— Надо учиться командовать, дорогой! И разговаривать с людьми, — ты же в руководящем звене! А медлить нельзя — сейчас ловить и ловить деньки! Галина Максимовна поможет и председатель рабочкома. Поможешь, Закревский?
Закревский, тот самый, которого Людмила именовала не иначе как «интеллигент», суховатый, очень худой человек, наклонил голову с прямым пробором.
— Поговорите сначала с членами партии, с депутатами сельсовета, среди механизаторов сколько их? — Три да четыре, основа есть. — Все-таки она беспокоилась и не чувствовала, что может положиться на Жука.

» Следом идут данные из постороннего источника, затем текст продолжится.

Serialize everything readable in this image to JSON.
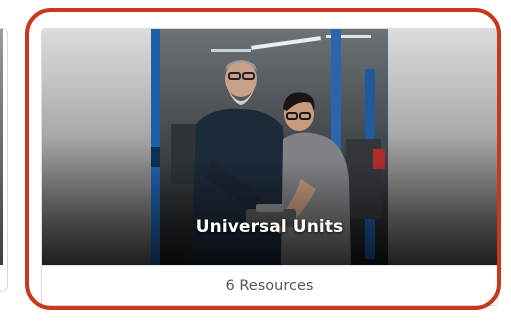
{
  "card": {
    "title": "Universal Units",
    "resources_label": "6 Resources"
  },
  "colors": {
    "highlight_border": "#c9371d",
    "title_text": "#ffffff",
    "footer_text": "#555555",
    "card_border": "#dcdcdc"
  }
}
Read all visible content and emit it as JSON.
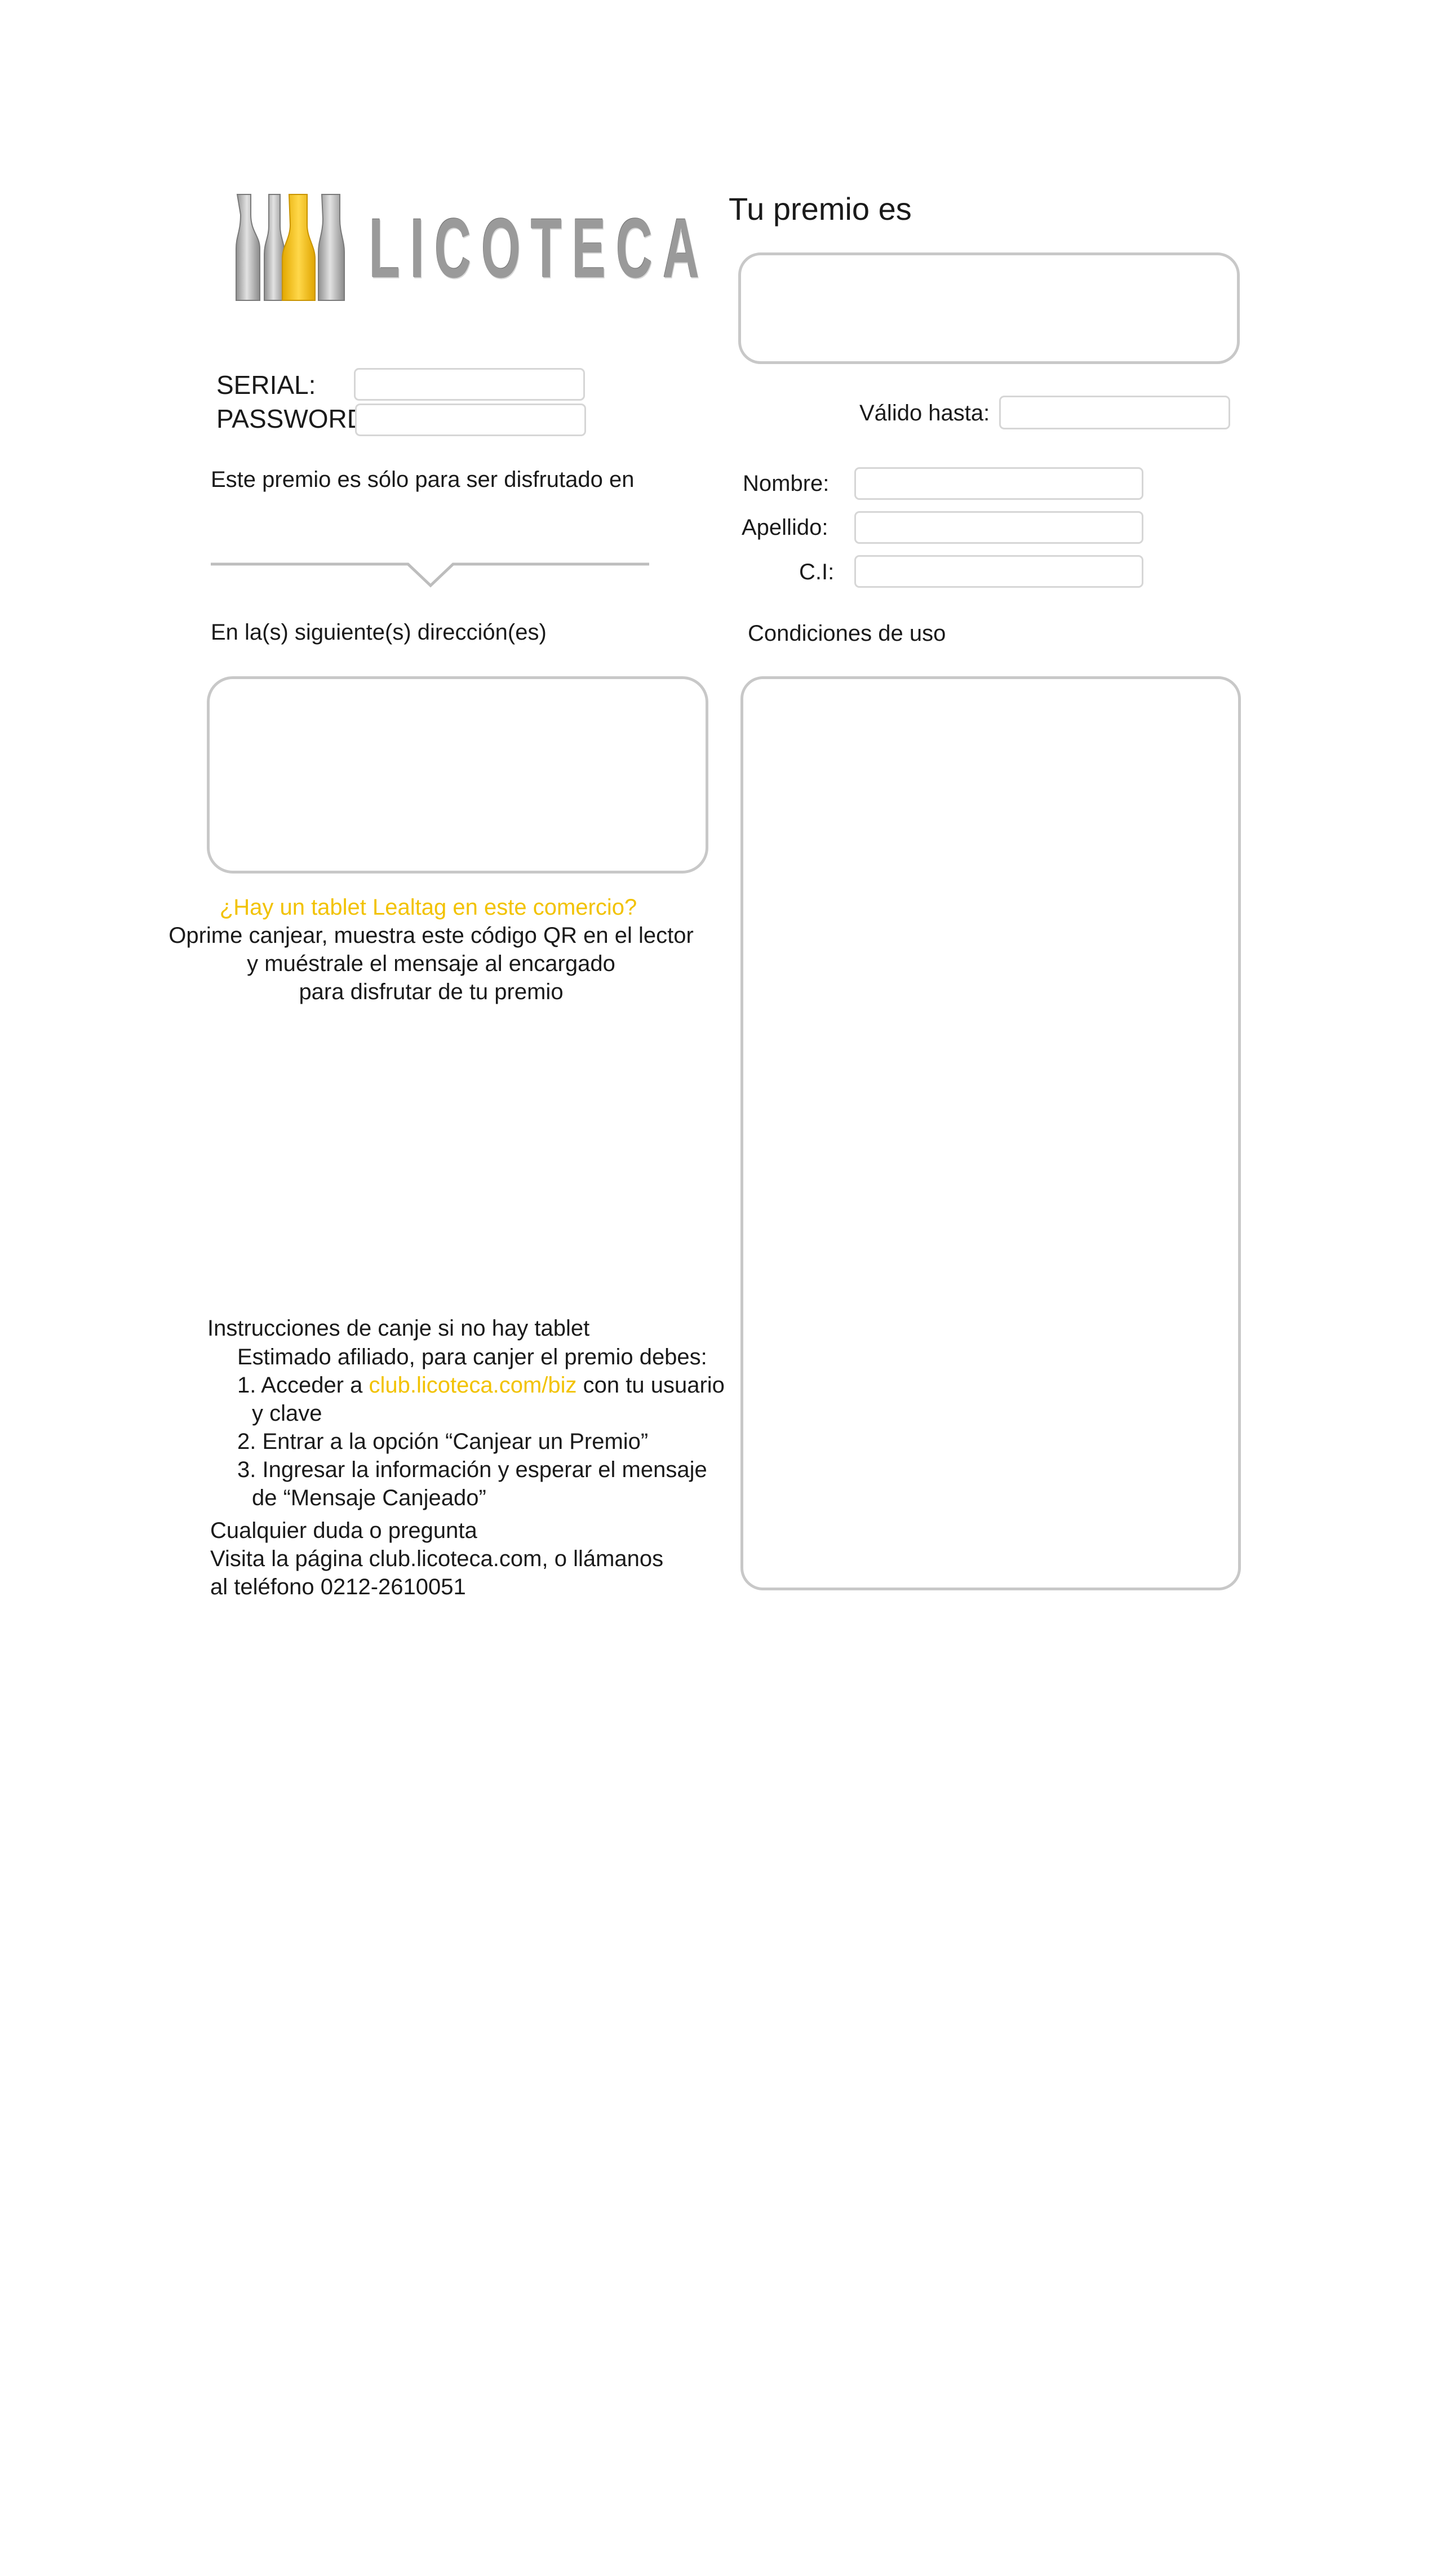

Москва утомляла. Как бы ни уставала Зимина за день в совхозе, эта усталость не могла равняться с усталостью от поездки в Москву. Совхоз был одновременно работой и домом, среди его дел и забот она жила естественно, гармонично, радости и волнения их сливались. В Москве же не отпускало напряжение, возникавшее от необходимости иметь дело с чужими людьми, занятыми «магистральными» делами города (области, республики, страны), от необходимости держать себя «в струне», не обронить лишнего (некорректного!) слова, не уронить себя в чьих-то глазах, от необходимости убеждать и доказывать, от ожидания — поймут ли, войдут ли в положение, помогут или нет. А вопросы, по которым сталкивалась в Москве с людьми, — острые, тяжелые. Анализ силоса и сенажа — это так, «семечки», она была в нем уверена с самого начала (и знала, что делала, и за плечами столько лет агрономической практики). Ехать с одним таким вопросом — потерянное время. Но всегда скапливалось несколько дел, задач, скрещивалось несколько направлений. Надо наконец решить проблему приобретения картофелесортировочного комплекса, который видела на Украине. Собственно, она и замахивалась на него, строя картофелехранилище. И уже представляла, как будет смонтирован в нем красный стальной гигант от пола до кровли и отпадет нужда в полевых сортировках картофеля под открытым небом или под жалкими шатрами. Нужно выяснить в Гипроземе, на каком уровне застрял проект нового землеустройства. А прежде чем обращаться в Госплан, хорошо бы обговорить вопрос о машинах, выставленный дорожными строителями (по поводу дачного поселочка на болотах в Городищах), с Егором Кузьмичом.
Вкруг поселочка в Городищах и «неперспективных» Лебедушек роились туманные мысли, но реально пока ничего не проступало. Только эмоции, которые к делу не подошьешь, как сказал бы Игорь Филатов. И еще надо и надо… Приемные, кабинеты, бюро пропусков, оголтелые стада машин…
Зимой было легче — сырая свежесть и морозец скрадывали переход из одной атмосферы в другую, но летом Зиминой давался он все труднее. Казалось, ее вынимали из свежего душистого мира и запускали в отравленную бензином и выхлопными газами, лишенную кислорода среду. Грудь зажимало, давление менялось, а она, не сумев адаптироваться за два с половиной часа дороги, должна была проявлять самую высокую активность.
В совхоз приехала лишь на другой день. Едва успела собрать утренние сводки по молоку, как в кабинет явились Жук и председатель рабочкома Закревский, подталкиваемые Людмилой. Влажные розовые десенки так и мелькали:
— Послушайте, что было, послушайте, вам слово, Валерий Михайлович.
— Получилась бригада? — спросила Зимина, сразу поняв, о чем речь.
— Отряд! Какая бригада? Прямо как на войне! Полная боевая готовность! — кричала Людмила.
— В общем, в конце концов все уладилось. Мы с Жуком чуть было не оплошали, — деликатно улыбался Закревский в сторону Людмилы, отдавая в чем-то ей предпочтение.
— Да ну вас, дайте я расскажу! — перебила Людмила, усаживаясь против Зиминой. — Прихожу зачем-то в приемную, знаю, что вас не должно быть, а в кабинете гудят. Недовольно так. Приоткрыла дверь — Жук на вашем месте, глаза шесть на девять, Галина как помидор красная, Валерий Михайлович как тигра в углу ходит, а механизаторы набычились, кепки вертят. И вижу: в приемной наш Митя Пыркин в маечке с дракончиком — король королем. «Ты чего? — говорю». — «А, дали премию — фигу с дрыгой — сто двадцать рэ!» — «Так вы же еще не работали?» — «Ну так что?! Что мы, этого поля не сделаем? А желают быстро — могут и поначалу дать. Мы думали — ее уже привезли, премию-то». — «Ну, братец, ты нахал», — говорю я и — в кабинет.
— Рассказывайте, рассказывайте, — подтолкнул Закревский, хотя Людмила и не думала останавливаться.